Outro recurso interessante é que a câmera passa a ser a extensão do olhar desse punguista em várias cenas. A alma do personagem é que dita o ritmo e movimento do homem. Os planos são curtos, os diálogos diretos, sem divagações.
Tudo que nos foi colcoado na tela está carregado de sentido: cada gesto, cada palavra, foi elaboradamente deixada ali por fazer parte de um vitral quase que inteiramente previsto anteriormente (exceto o inusitado, incorporado na edição).

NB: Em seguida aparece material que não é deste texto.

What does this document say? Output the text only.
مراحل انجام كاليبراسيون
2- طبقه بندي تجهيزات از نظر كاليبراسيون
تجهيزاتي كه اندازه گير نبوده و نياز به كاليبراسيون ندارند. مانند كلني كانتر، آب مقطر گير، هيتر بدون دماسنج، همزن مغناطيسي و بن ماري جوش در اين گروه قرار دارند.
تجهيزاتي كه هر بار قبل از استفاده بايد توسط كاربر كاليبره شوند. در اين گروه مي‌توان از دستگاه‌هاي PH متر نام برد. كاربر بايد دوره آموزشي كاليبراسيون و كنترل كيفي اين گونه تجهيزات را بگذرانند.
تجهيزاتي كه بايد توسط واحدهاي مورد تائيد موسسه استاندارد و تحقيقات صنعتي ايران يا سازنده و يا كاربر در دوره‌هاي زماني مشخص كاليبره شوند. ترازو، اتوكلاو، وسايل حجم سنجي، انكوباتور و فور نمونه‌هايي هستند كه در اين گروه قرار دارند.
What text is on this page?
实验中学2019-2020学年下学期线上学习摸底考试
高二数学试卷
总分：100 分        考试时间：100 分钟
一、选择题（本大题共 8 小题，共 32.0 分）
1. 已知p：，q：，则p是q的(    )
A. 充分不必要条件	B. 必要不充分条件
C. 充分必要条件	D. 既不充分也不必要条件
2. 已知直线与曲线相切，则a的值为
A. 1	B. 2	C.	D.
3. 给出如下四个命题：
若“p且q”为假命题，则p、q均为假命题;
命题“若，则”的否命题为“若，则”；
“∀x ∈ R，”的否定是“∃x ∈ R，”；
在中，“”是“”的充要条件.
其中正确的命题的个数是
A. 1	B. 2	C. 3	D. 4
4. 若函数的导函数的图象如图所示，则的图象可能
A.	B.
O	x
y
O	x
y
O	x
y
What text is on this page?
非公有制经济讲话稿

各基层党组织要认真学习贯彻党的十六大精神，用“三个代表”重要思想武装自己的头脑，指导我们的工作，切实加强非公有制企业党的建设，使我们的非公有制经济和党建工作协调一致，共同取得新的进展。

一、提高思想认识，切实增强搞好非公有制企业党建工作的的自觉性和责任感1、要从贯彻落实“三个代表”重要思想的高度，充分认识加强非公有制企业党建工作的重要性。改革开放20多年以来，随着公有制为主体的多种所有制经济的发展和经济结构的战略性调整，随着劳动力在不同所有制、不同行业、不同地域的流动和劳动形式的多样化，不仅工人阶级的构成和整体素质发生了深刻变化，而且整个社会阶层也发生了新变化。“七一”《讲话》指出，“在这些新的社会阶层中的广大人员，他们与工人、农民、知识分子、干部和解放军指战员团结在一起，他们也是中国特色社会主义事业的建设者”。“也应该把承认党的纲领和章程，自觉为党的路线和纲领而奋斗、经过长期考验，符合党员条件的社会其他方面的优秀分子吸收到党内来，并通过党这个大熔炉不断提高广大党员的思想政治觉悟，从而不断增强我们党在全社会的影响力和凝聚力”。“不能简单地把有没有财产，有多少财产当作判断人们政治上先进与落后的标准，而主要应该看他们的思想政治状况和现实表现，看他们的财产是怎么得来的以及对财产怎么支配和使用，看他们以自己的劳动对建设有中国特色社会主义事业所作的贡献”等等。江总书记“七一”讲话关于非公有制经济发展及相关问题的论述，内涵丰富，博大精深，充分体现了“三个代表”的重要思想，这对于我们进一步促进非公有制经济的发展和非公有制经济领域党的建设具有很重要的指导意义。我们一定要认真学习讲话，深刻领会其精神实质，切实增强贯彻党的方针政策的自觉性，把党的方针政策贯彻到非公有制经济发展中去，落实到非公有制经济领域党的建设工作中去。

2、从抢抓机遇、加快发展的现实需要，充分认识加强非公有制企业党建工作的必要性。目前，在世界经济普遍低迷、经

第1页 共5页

No entanto o filme de Bresson exige um expectador atento. Se desviarmos o olhar por míseros segundos corremos o risco de a obra se empobrecer diante de nossos olhos. A cena da estação de Lion é veloz e ágil; digna de figurar como uma das sequências mais bem compostas de todo o cinema francês.
O que me encanta deveras na obra no entanto é que ao buscar se afastar de uma fácil sentimentalidade e emotividade o filme não nega tais sentimentos. Só que eles surgem na tela de uma forma inesperada, misteriosa e difícil de se definir por palavras.
A cena que fecha o filme cala-nos fundo na alma. Fomos levada a ela pela magia de sua direção. E se não calasse fundo, ficariamos com aquela sensação de algo inacabado. Uma obra chave da cinematografia mundial.
O Batedor de Carteiras (Pickpocket)
1959
75 minutos
Dirigido por: Robert Bresson
Escrito por: Robert Bresson , baseado no romance de Fyodor Dostoyevsky
Estrelado por: Martin LaSalle (, Marika Green, Jean Pelégrin e Pierre Étaix (Chantrapas)
Sinopse: Marcel é um homem amargurado e depressivo que tenta sua sorte nas ruas de Paris, roubando bolsas e carteiras. Filmada de uma forma inteiramente impessoal e controlada, como um teatro de marionetes, toda a tensão do filme não está no que ocorre durante as cenas, mas no que não ocorre.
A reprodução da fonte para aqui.